Separating from your partner is a hugely traumatic experience not just for you, but also for your children. For adults it can be bewildering and terrifying, but put yourself in the position of your children: They’ve been used to having two parents around, and suddenly that security they’ve known is being ripped away. One of their parents, which in most cases means you, the father, will no longer be around every day. Their world is going to be shattered. So how do you explain it all to them?
If possible, you and your partner should sit down together and decide what to tell your children. Don’t argue in front of the kids – the less poisonous the atmosphere, the better for everyone.
Children are smarter than many believe. They’ll have a sense that things aren’t right, even if they don’t understand exactly what’s happening. You should strenuously avoid saying negative things about your partner in front of the children (this applies all the time, not simply during the separation process).

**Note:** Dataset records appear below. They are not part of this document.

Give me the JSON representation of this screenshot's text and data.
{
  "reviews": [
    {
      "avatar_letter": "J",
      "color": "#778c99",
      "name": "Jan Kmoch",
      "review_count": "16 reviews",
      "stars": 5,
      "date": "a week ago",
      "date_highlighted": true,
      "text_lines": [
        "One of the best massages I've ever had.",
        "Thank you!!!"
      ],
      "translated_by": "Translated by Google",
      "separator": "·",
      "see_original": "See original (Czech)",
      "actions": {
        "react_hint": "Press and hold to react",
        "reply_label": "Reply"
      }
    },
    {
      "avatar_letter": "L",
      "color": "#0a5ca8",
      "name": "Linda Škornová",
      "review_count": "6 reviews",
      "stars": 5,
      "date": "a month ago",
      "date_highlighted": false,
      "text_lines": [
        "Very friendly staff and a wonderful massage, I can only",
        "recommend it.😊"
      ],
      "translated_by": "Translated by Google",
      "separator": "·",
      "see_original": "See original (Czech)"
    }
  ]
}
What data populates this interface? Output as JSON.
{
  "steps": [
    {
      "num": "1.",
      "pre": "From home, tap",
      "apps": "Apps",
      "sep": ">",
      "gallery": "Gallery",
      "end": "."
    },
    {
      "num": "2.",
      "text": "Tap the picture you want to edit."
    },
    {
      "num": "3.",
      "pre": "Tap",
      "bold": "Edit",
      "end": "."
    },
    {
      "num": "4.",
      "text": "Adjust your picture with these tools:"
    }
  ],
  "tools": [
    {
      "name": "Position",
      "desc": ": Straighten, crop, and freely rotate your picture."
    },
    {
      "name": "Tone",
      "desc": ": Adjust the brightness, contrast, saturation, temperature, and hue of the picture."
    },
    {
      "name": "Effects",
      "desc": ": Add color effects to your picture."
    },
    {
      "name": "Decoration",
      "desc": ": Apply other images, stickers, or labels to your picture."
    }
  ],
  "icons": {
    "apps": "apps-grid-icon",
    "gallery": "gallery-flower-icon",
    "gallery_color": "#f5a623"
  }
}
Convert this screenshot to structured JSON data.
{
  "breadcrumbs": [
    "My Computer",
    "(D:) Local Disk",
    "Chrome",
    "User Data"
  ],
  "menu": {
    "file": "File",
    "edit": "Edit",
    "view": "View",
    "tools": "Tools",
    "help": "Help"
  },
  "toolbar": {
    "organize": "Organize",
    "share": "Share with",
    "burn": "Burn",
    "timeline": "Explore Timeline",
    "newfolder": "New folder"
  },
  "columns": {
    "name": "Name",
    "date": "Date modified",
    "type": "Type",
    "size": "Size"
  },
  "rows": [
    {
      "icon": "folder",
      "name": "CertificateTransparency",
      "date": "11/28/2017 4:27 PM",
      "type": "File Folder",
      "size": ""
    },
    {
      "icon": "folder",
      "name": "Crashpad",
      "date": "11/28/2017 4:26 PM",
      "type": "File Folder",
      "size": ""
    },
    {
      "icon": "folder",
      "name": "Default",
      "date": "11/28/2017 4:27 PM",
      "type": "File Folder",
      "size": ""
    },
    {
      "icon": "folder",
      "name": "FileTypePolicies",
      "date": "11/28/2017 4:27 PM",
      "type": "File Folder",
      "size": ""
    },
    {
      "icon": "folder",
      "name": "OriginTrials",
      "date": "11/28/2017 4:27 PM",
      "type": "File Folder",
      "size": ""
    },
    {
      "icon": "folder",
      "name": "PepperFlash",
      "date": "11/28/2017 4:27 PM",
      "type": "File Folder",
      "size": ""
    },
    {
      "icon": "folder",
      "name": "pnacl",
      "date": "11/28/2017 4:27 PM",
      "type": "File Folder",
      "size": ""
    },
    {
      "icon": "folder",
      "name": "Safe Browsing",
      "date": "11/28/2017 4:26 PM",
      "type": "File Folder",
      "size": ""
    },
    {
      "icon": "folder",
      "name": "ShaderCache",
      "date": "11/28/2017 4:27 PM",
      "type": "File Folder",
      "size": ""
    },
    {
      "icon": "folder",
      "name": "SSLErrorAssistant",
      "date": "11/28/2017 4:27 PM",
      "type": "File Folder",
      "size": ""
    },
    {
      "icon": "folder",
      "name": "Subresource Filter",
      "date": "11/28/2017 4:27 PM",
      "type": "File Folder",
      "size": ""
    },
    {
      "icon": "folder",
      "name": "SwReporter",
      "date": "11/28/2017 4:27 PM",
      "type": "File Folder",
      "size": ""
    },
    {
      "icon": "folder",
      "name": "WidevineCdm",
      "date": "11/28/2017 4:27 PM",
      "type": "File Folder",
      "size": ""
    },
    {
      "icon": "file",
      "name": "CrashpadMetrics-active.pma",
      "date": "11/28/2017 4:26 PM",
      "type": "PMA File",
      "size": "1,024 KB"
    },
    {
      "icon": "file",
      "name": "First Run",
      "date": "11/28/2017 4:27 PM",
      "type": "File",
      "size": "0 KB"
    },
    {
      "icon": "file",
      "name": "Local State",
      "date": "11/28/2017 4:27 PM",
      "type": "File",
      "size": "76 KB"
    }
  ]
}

If at all possible, sit down with the children and explain things a little while before you move out. Give them time to adjust to the idea rather than presenting them with something as it occurs.
The Most Important Points
It’s impossible to stress it enough, but make sure that you tell the children that the separation isn’t their fault. It’s common for children to feel responsible when their parents split up, so emphasise often that the reasons have nothing to do with them. When explaining the situation to your kids, the two of you should do it with respect for each other. Accusations and shouting will only upset your children even more.
As part of that, reiterate often that both you and their mother love them, and want the best for them. Encourage their questions, and give the most honest answers that you can (at the time it’s often not possible to know exactly what you’re feeling).
It might not be possible, but the best scenario is if you and your partner can sit down together with the children and explain the situation to them. With young children, going into any kind of detail is pointless, as they won’t understand. Older children will almost certainly have friends with separated or divorced parents, so explain the circumstances to them.
If living conditions are going to change for your kids, tell them. They might be moving to a new house or a new school. Tell them as far ahead of time as possible. This will be a stressful time for them, and they’ll need the support of both parents even if you’re not together. Make sure you’re available to them, in person, on the phone and by e-mail, when they need you.
Of course, with some splits the parents find it impossible to sit down together for an explanation to the children. When that happens, sit down alone with your kids, tell them you and your partner are separating and that you have to move out. However, make sure you tell them where you’ll be, and explain to them the ways they can get hold of you (phone, e-mail), and that you will see them regularly and always be available to them.
Take care, too, not to bad mouth your partner, however you feel. It serves no purpose, and forces your children to take sides, one parent against the other, making them pawns in a game which leaves them in a very uncomfortable position.
Remember throughout that both you and your partner want the best for your children. Whatever your situation, keep that uppermost in your mind.